It’s a new year and Chicago State could soon find itself a new home conference – possibly an HBCU conference.
HBCU Gameday first reported last May that Chicago State had expressed interest in joining the MEAC. College AD reported on January 7 that representatives from both the MEAC were set to make a visit to the campus this week. The report also states that Ohio Valley Conference officials are expected to visit them as well.
Chicago State is looking for a new home once it leaves the Western Athletic Conference following the spring season.
A source familiar with the situation says that CSU is weighing its options and that the MEAC has not made a decision either way, however, it will be doing its due diligence.
Chicago State is a predominantly black, public university whose origins go back to 1867. It is a member of the Thurgood Marshall College Fund.
The potential addition of CSU to the MEAC has three big question marks – location, football and location.
Okay, so that’s really only two, but those are two big issues. Although one may soon be rectified.
Chicago State doesn’t have a football program. It never has. But what it does have is a feasibility study that illuminates a potential path to fielding a football program. If it were to do so and join the MEAC, that would give the league seven teams – and an added flight for pretty much any school with a football program.

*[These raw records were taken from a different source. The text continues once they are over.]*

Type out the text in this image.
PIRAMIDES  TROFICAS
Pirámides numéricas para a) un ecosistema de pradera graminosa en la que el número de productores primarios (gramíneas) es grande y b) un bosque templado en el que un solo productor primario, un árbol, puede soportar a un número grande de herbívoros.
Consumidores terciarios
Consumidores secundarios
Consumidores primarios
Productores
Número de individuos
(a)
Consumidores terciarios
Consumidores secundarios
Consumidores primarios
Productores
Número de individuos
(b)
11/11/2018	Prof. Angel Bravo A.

This brings us to possibly an even bigger issue of travel. Traveling up and down the East Coast has been a burden on the budgets of league ADs for decades, and several schools have cited those issues as to why they left for other conferences. Perhaps the biggest question is whether or not the conference’s presidents and chancellors will buy in and pull the trigger if everything falls into place?
That’s the million dollar question. Only time will tell.
HBCU Gameday has reached out to Chicago State for comment on this story.